Tuesday, September 22, 2009

Gnocchi Di Patate (Italy)

World-Bites (9) / Gnocchi Di Patate


A classic Italian dumpling, Gnocchi Di Patate is featured in a lot of Northern Italian cuisine for a side dish or main dish, and is mostly known as gnocchi. It takes a little time to prepare them but they are easy to make and more than worth the effort. It's made by mixing mashed potatoes with flour and egg to form a thick, starchy pasta dough. This dough is rolled into ropes and then cut into individual nuggets before being boiled. Potato gnocchi should ideally have a light, springy texture, and they're great served in a simple sauce. In Verona every year they have a Gnocchi festival called “Venordi Gnocolar” during the carnival season, where it is a must to eat Gnocchi.

Ingredients

2 lb. floury potatoes
1 tablespoon butter
2 cups all purpose flour
2 eggs, well beaten
1 teaspoon salt
1/3 teaspoon freshly ground black pepper

Preheat the oven to 350 F
Peel and dice the potatoes, then boil in lightly salted water for 20 minutes, or until tender.
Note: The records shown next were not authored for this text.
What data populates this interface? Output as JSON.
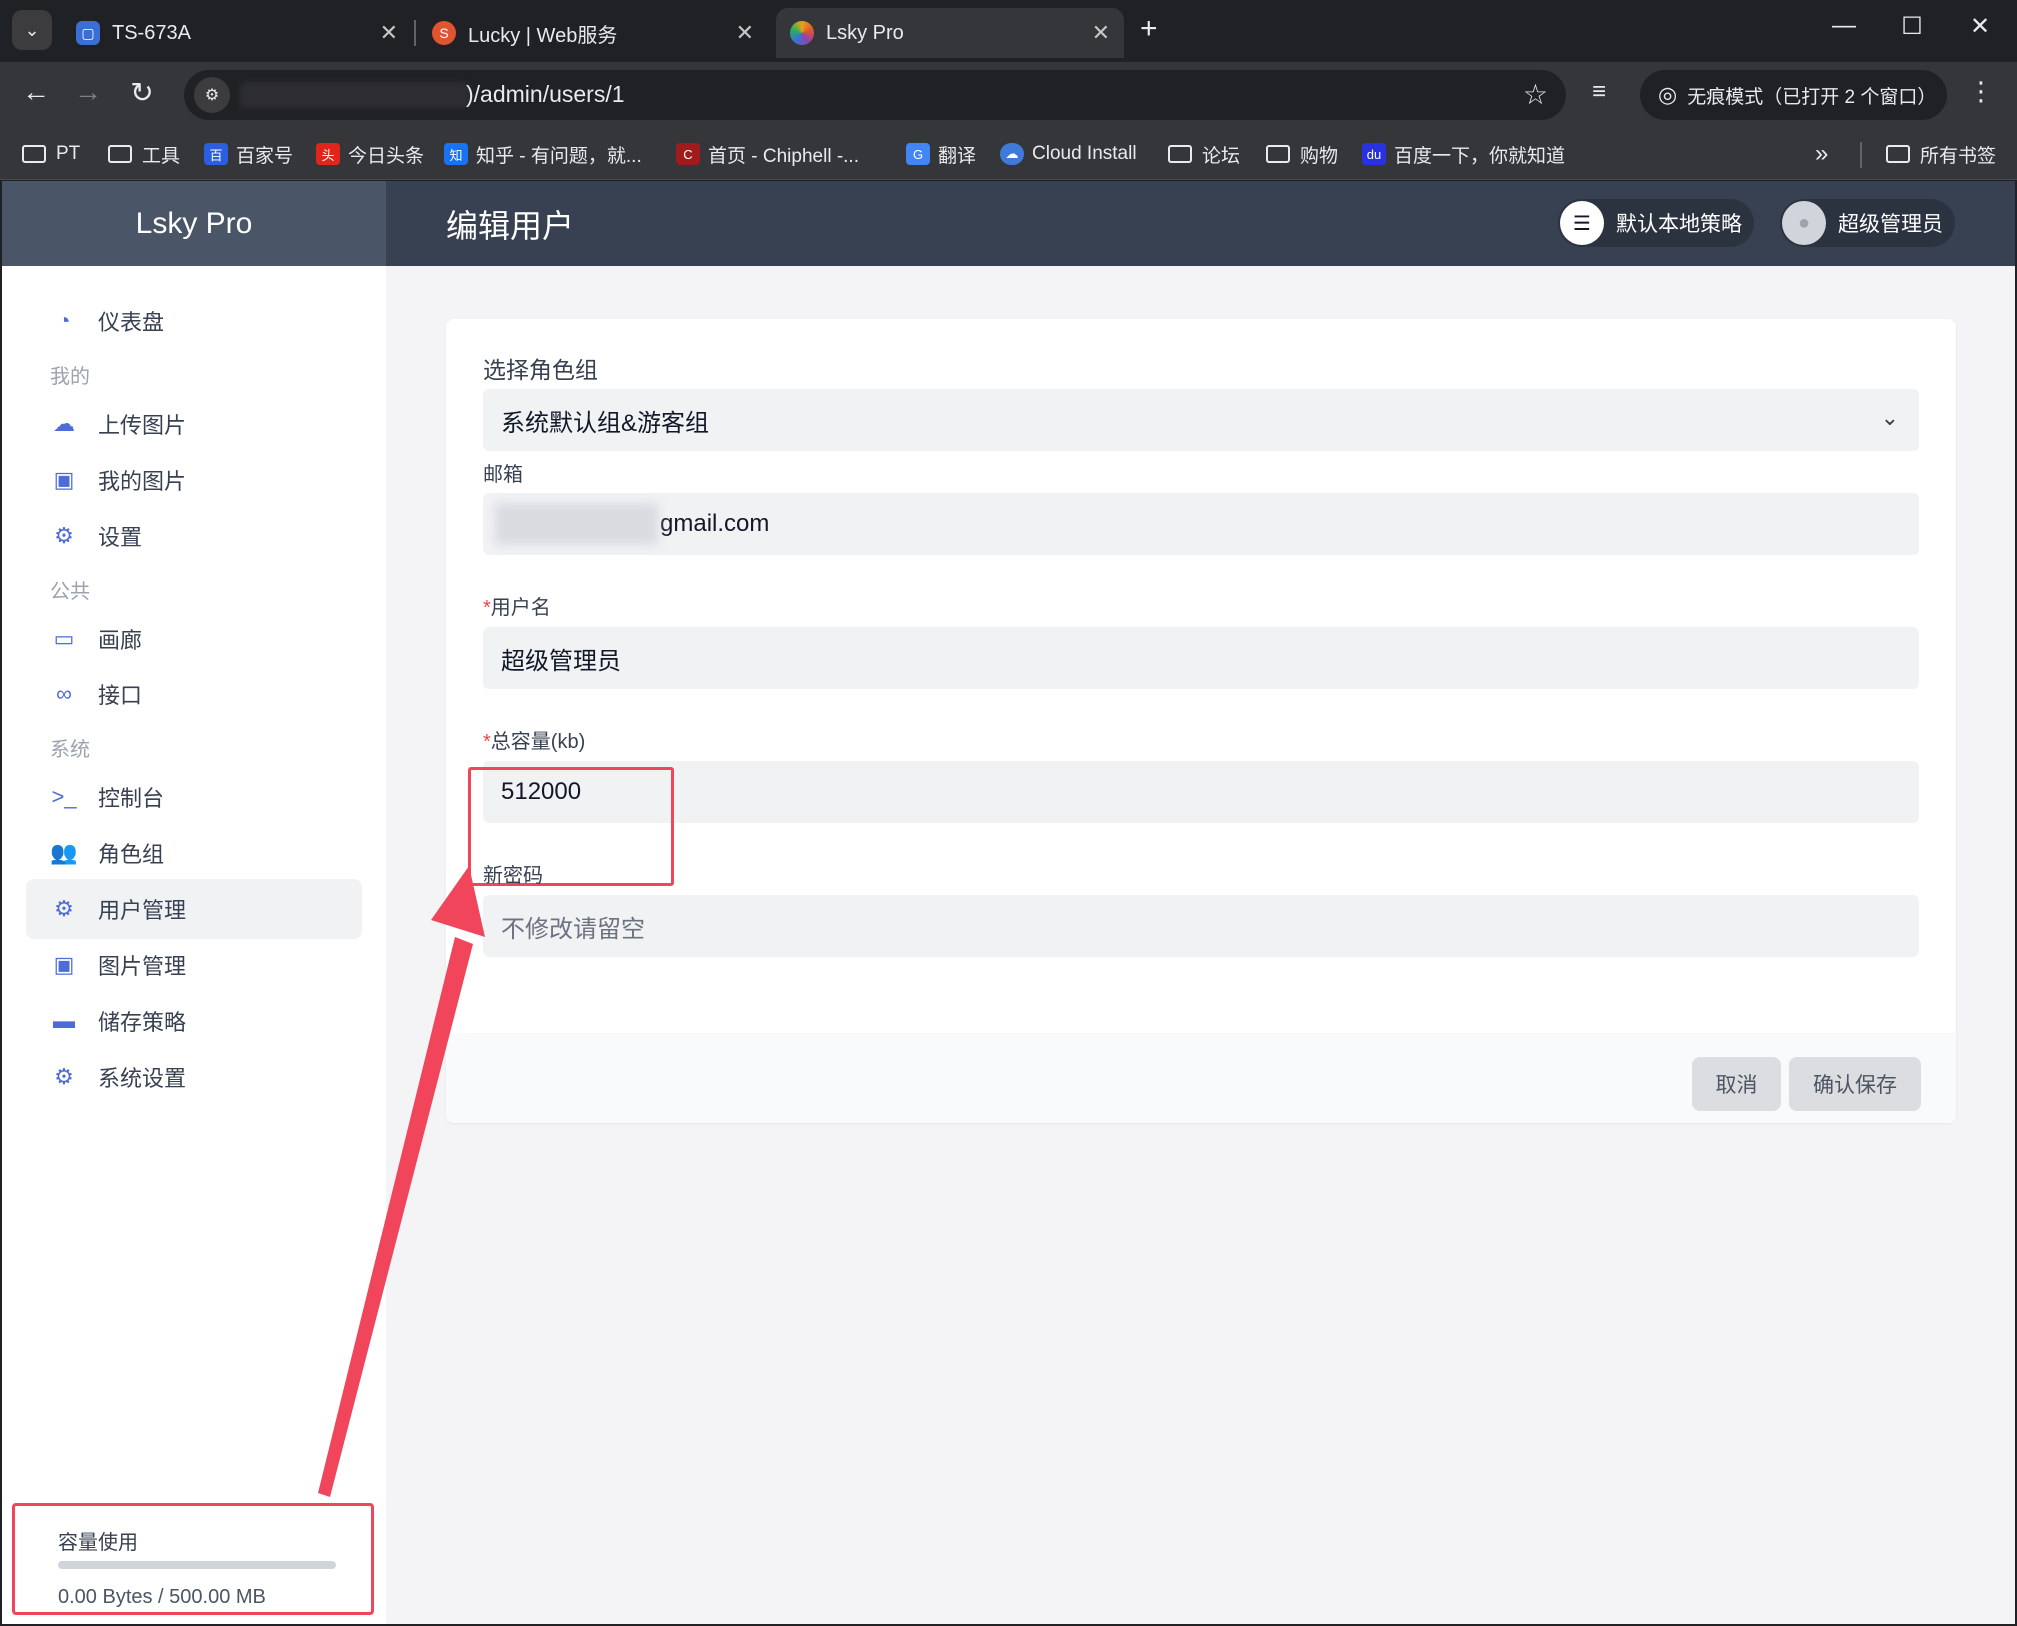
{
  "browser": {
    "tabs": [
      {
        "title": "TS-673A",
        "favicon_color": "#3b6fd6"
      },
      {
        "title": "Lucky | Web服务",
        "favicon_color": "#e0542f"
      },
      {
        "title": "Lsky Pro",
        "favicon_color": "#e8a317"
      }
    ],
    "url": ")/admin/users/1",
    "incognito_label": "无痕模式（已打开 2 个窗口）",
    "bookmarks": [
      {
        "label": "PT",
        "kind": "folder"
      },
      {
        "label": "工具",
        "kind": "folder"
      },
      {
        "label": "百家号",
        "kind": "site",
        "color": "#2b5fe0"
      },
      {
        "label": "今日头条",
        "kind": "site",
        "color": "#e1251b"
      },
      {
        "label": "知乎 - 有问题，就...",
        "kind": "site",
        "color": "#1772f6"
      },
      {
        "label": "首页 - Chiphell -...",
        "kind": "site",
        "color": "#a01c1c"
      },
      {
        "label": "翻译",
        "kind": "site",
        "color": "#4285f4"
      },
      {
        "label": "Cloud Install",
        "kind": "site",
        "color": "#3e7bd8"
      },
      {
        "label": "论坛",
        "kind": "folder"
      },
      {
        "label": "购物",
        "kind": "folder"
      },
      {
        "label": "百度一下，你就知道",
        "kind": "site",
        "color": "#2932e1"
      }
    ],
    "all_bookmarks_label": "所有书签"
  },
  "app": {
    "brand": "Lsky Pro",
    "page_title": "编辑用户",
    "strategy_label": "默认本地策略",
    "user_label": "超级管理员"
  },
  "sidebar": {
    "dashboard": "仪表盘",
    "section_mine": "我的",
    "upload": "上传图片",
    "my_images": "我的图片",
    "settings": "设置",
    "section_public": "公共",
    "gallery": "画廊",
    "api": "接口",
    "section_system": "系统",
    "console": "控制台",
    "roles": "角色组",
    "users": "用户管理",
    "images_admin": "图片管理",
    "storage": "储存策略",
    "system_settings": "系统设置"
  },
  "usage": {
    "title": "容量使用",
    "value": "0.00 Bytes / 500.00 MB",
    "used_fraction": 0
  },
  "form": {
    "role_label": "选择角色组",
    "role_value": "系统默认组&游客组",
    "email_label": "邮箱",
    "email_value_visible": "gmail.com",
    "username_label": "用户名",
    "username_value": "超级管理员",
    "capacity_label": "总容量(kb)",
    "capacity_value": "512000",
    "password_label": "新密码",
    "password_placeholder": "不修改请留空",
    "required_mark": "*",
    "cancel_label": "取消",
    "save_label": "确认保存"
  },
  "colors": {
    "accent": "#4f6bd8",
    "header_bg": "#374151",
    "highlight": "#f0455a"
  }
}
Mash until very smooth and blend in the butter.
Gradually work in the flour, beaten eggs and seasoning. Mix thoroughly but lightly.
Using floured hands, roll on a pastry board into finger-sized rolls. Cut into 1-in pieces.
Almost fill a large saucepan with water, heat to boiling, then reduce to a fast simmer. Drop in the gnocchi one by one and cook for 3 to 4 minutes.
Remove with slotted spoon as they rise to the surface and place in a heated ovenproof dish. Dot the gnocchi with butter and place in the warm oven only until the butter melts.
Serve plain or topped with a sauce of your choice.